The Registered Apprenticeship system is managed by the Office of Apprenticeship (OA) within the Employment and Training Administration (ETA) at the U.S. Department of Labor. OA is led by an Administrator (OA national office lists Megan Baird as Acting Administrator); OA reports through ETA leadership to the Secretary of Labor.
DOL’s “1 million apprentices” goal refers to the number of active apprentices in Registered Apprenticeship at a point in time (an active‑apprentice target), not a cumulative lifetime total of participants.
The figure “over 363,000 new individuals” cited by the release refers to new apprenticeship starts recorded since the beginning of the Trump Administration (January 2017) through the DOL’s Registered Apprenticeship data series; DOL/Apprenticeship.gov data and DOL news releases are the source for this cumulative starts figure (DOL release cites its apprenticeship data).
Organizations can register events and participate in National Apprenticeship Week by using the National Apprenticeship Week page on Apprenticeship.gov (listing how to host events, sign up, and list events) and by contacting the Office of Apprenticeship (apprenticeship@dol.gov) for technical assistance.

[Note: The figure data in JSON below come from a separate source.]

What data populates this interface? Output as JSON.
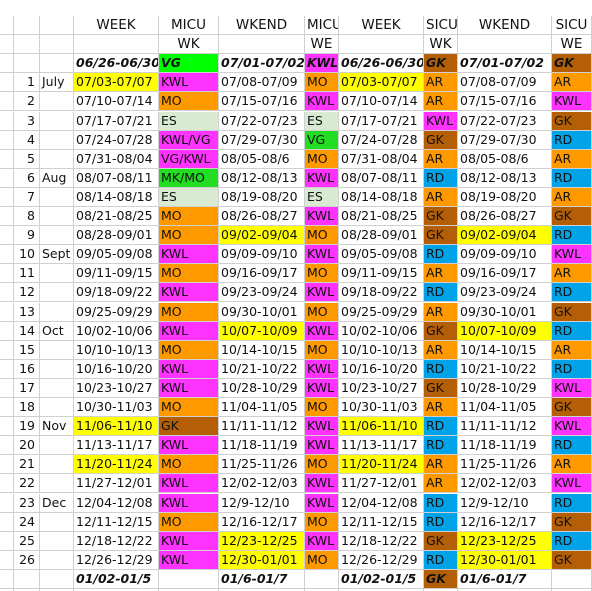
{
  "headers": {
    "row1": [
      "WEEK",
      "MICU",
      "WKEND",
      "MICU",
      "WEEK",
      "SICU",
      "WKEND",
      "SICU"
    ],
    "row2": [
      "",
      "WK",
      "",
      "WE",
      "",
      "WK",
      "",
      "WE"
    ]
  },
  "first_row": {
    "cells": [
      "06/26-06/30",
      "VG",
      "07/01-07/02",
      "KWL",
      "06/26-06/30",
      "GK",
      "07/01-07/02",
      "GK"
    ]
  },
  "rows": [
    {
      "num": "1",
      "month": "July",
      "week": "07/03-07/07",
      "micu_wk": "KWL",
      "wkend": "07/08-07/09",
      "micu_we": "MO",
      "week2": "07/03-07/07",
      "sicu_wk": "AR",
      "wkend2": "07/08-07/09",
      "sicu_we": "AR"
    },
    {
      "num": "2",
      "month": "",
      "week": "07/10-07/14",
      "micu_wk": "MO",
      "wkend": "07/15-07/16",
      "micu_we": "KWL",
      "week2": "07/10-07/14",
      "sicu_wk": "AR",
      "wkend2": "07/15-07/16",
      "sicu_we": "KWL"
    },
    {
      "num": "3",
      "month": "",
      "week": "07/17-07/21",
      "micu_wk": "ES",
      "wkend": "07/22-07/23",
      "micu_we": "ES",
      "week2": "07/17-07/21",
      "sicu_wk": "KWL",
      "wkend2": "07/22-07/23",
      "sicu_we": "GK"
    },
    {
      "num": "4",
      "month": "",
      "week": "07/24-07/28",
      "micu_wk": "KWL/VG",
      "wkend": "07/29-07/30",
      "micu_we": "VG",
      "week2": "07/24-07/28",
      "sicu_wk": "GK",
      "wkend2": "07/29-07/30",
      "sicu_we": "RD"
    },
    {
      "num": "5",
      "month": "",
      "week": "07/31-08/04",
      "micu_wk": "VG/KWL",
      "wkend": "08/05-08/6",
      "micu_we": "MO",
      "week2": "07/31-08/04",
      "sicu_wk": "AR",
      "wkend2": "08/05-08/6",
      "sicu_we": "AR"
    },
    {
      "num": "6",
      "month": "Aug",
      "week": "08/07-08/11",
      "micu_wk": "MK/MO",
      "wkend": "08/12-08/13",
      "micu_we": "KWL",
      "week2": "08/07-08/11",
      "sicu_wk": "RD",
      "wkend2": "08/12-08/13",
      "sicu_we": "RD"
    },
    {
      "num": "7",
      "month": "",
      "week": "08/14-08/18",
      "micu_wk": "ES",
      "wkend": "08/19-08/20",
      "micu_we": "ES",
      "week2": "08/14-08/18",
      "sicu_wk": "AR",
      "wkend2": "08/19-08/20",
      "sicu_we": "AR"
    },
    {
      "num": "8",
      "month": "",
      "week": "08/21-08/25",
      "micu_wk": "MO",
      "wkend": "08/26-08/27",
      "micu_we": "KWL",
      "week2": "08/21-08/25",
      "sicu_wk": "GK",
      "wkend2": "08/26-08/27",
      "sicu_we": "GK"
    },
    {
      "num": "9",
      "month": "",
      "week": "08/28-09/01",
      "micu_wk": "MO",
      "wkend": "09/02-09/04",
      "micu_we": "MO",
      "week2": "08/28-09/01",
      "sicu_wk": "GK",
      "wkend2": "09/02-09/04",
      "sicu_we": "RD"
    },
    {
      "num": "10",
      "month": "Sept",
      "week": "09/05-09/08",
      "micu_wk": "KWL",
      "wkend": "09/09-09/10",
      "micu_we": "KWL",
      "week2": "09/05-09/08",
      "sicu_wk": "RD",
      "wkend2": "09/09-09/10",
      "sicu_we": "KWL"
    },
    {
      "num": "11",
      "month": "",
      "week": "09/11-09/15",
      "micu_wk": "MO",
      "wkend": "09/16-09/17",
      "micu_we": "MO",
      "week2": "09/11-09/15",
      "sicu_wk": "AR",
      "wkend2": "09/16-09/17",
      "sicu_we": "AR"
    },
    {
      "num": "12",
      "month": "",
      "week": "09/18-09/22",
      "micu_wk": "KWL",
      "wkend": "09/23-09/24",
      "micu_we": "KWL",
      "week2": "09/18-09/22",
      "sicu_wk": "RD",
      "wkend2": "09/23-09/24",
      "sicu_we": "RD"
    },
    {
      "num": "13",
      "month": "",
      "week": "09/25-09/29",
      "micu_wk": "MO",
      "wkend": "09/30-10/01",
      "micu_we": "MO",
      "week2": "09/25-09/29",
      "sicu_wk": "AR",
      "wkend2": "09/30-10/01",
      "sicu_we": "GK"
    },
    {
      "num": "14",
      "month": "Oct",
      "week": "10/02-10/06",
      "micu_wk": "KWL",
      "wkend": "10/07-10/09",
      "micu_we": "KWL",
      "week2": "10/02-10/06",
      "sicu_wk": "GK",
      "wkend2": "10/07-10/09",
      "sicu_we": "RD"
    },
    {
      "num": "15",
      "month": "",
      "week": "10/10-10/13",
      "micu_wk": "MO",
      "wkend": "10/14-10/15",
      "micu_we": "MO",
      "week2": "10/10-10/13",
      "sicu_wk": "AR",
      "wkend2": "10/14-10/15",
      "sicu_we": "AR"
    },
    {
      "num": "16",
      "month": "",
      "week": "10/16-10/20",
      "micu_wk": "KWL",
      "wkend": "10/21-10/22",
      "micu_we": "KWL",
      "week2": "10/16-10/20",
      "sicu_wk": "RD",
      "wkend2": "10/21-10/22",
      "sicu_we": "RD"
    },
    {
      "num": "17",
      "month": "",
      "week": "10/23-10/27",
      "micu_wk": "KWL",
      "wkend": "10/28-10/29",
      "micu_we": "KWL",
      "week2": "10/23-10/27",
      "sicu_wk": "GK",
      "wkend2": "10/28-10/29",
      "sicu_we": "KWL"
    },
    {
      "num": "18",
      "month": "",
      "week": "10/30-11/03",
      "micu_wk": "MO",
      "wkend": "11/04-11/05",
      "micu_we": "MO",
      "week2": "10/30-11/03",
      "sicu_wk": "AR",
      "wkend2": "11/04-11/05",
      "sicu_we": "GK"
    },
    {
      "num": "19",
      "month": "Nov",
      "week": "11/06-11/10",
      "micu_wk": "GK",
      "wkend": "11/11-11/12",
      "micu_we": "KWL",
      "week2": "11/06-11/10",
      "sicu_wk": "RD",
      "wkend2": "11/11-11/12",
      "sicu_we": "KWL"
    },
    {
      "num": "20",
      "month": "",
      "week": "11/13-11/17",
      "micu_wk": "KWL",
      "wkend": "11/18-11/19",
      "micu_we": "KWL",
      "week2": "11/13-11/17",
      "sicu_wk": "RD",
      "wkend2": "11/18-11/19",
      "sicu_we": "RD"
    },
    {
      "num": "21",
      "month": "",
      "week": "11/20-11/24",
      "micu_wk": "MO",
      "wkend": "11/25-11/26",
      "micu_we": "MO",
      "week2": "11/20-11/24",
      "sicu_wk": "AR",
      "wkend2": "11/25-11/26",
      "sicu_we": "AR"
    },
    {
      "num": "22",
      "month": "",
      "week": "11/27-12/01",
      "micu_wk": "KWL",
      "wkend": "12/02-12/03",
      "micu_we": "KWL",
      "week2": "11/27-12/01",
      "sicu_wk": "AR",
      "wkend2": "12/02-12/03",
      "sicu_we": "KWL"
    },
    {
      "num": "23",
      "month": "Dec",
      "week": "12/04-12/08",
      "micu_wk": "KWL",
      "wkend": "12/9-12/10",
      "micu_we": "KWL",
      "week2": "12/04-12/08",
      "sicu_wk": "RD",
      "wkend2": "12/9-12/10",
      "sicu_we": "RD"
    },
    {
      "num": "24",
      "month": "",
      "week": "12/11-12/15",
      "micu_wk": "MO",
      "wkend": "12/16-12/17",
      "micu_we": "MO",
      "week2": "12/11-12/15",
      "sicu_wk": "RD",
      "wkend2": "12/16-12/17",
      "sicu_we": "GK"
    },
    {
      "num": "25",
      "month": "",
      "week": "12/18-12/22",
      "micu_wk": "KWL",
      "wkend": "12/23-12/25",
      "micu_we": "KWL",
      "week2": "12/18-12/22",
      "sicu_wk": "GK",
      "wkend2": "12/23-12/25",
      "sicu_we": "RD"
    },
    {
      "num": "26",
      "month": "",
      "week": "12/26-12/29",
      "micu_wk": "KWL",
      "wkend": "12/30-01/01",
      "micu_we": "MO",
      "week2": "12/26-12/29",
      "sicu_wk": "RD",
      "wkend2": "12/30-01/01",
      "sicu_we": "GK"
    }
  ],
  "last_row": {
    "cells": [
      "01/02-01/5",
      "",
      "01/6-01/7",
      "",
      "01/02-01/5",
      "GK",
      "01/6-01/7",
      ""
    ]
  },
  "colors": {
    "KWL": "#ff33ff",
    "MO": "#ff9900",
    "AR": "#ff9900",
    "VG": "#22dd22",
    "ES": "#d9ead3",
    "GK": "#b45f06",
    "RD": "#00a3e8",
    "MK/MO": "#22dd22",
    "KWL/VG": "#ff33ff",
    "VG/KWL": "#ff33ff",
    "yellow": "#ffff00",
    "green": "#00ff00"
  },
  "yellow_rows": {
    "week": [
      1,
      19,
      21
    ],
    "wkend": [
      9,
      14,
      25,
      26
    ],
    "week2": [
      1,
      19,
      21
    ],
    "wkend2": [
      9,
      14,
      25,
      26
    ]
  }
}
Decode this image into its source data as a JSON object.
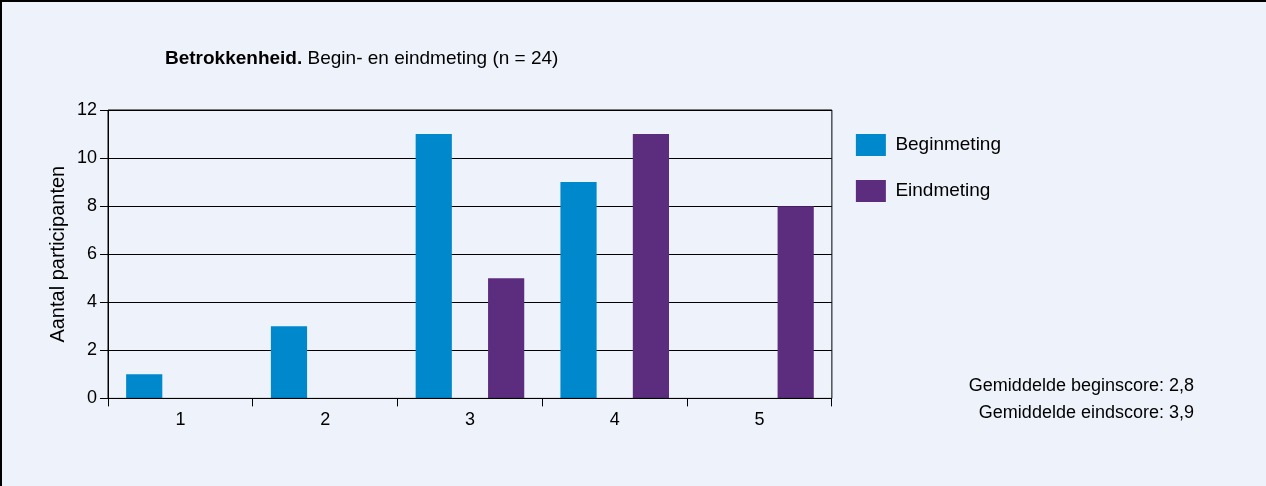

The referenced presidential executive orders direct federal agencies to prioritize workforce development and expand Registered Apprenticeship by using federal contracting, grant, technical assistance, and interagency coordination; they generally encourage expansion and alignment of standards but do not by themselves create new mandatory funding streams—implementation depends on agency actions, rulemaking, and budget appropriations described in DOL guidance and related Federal Register rulemaking.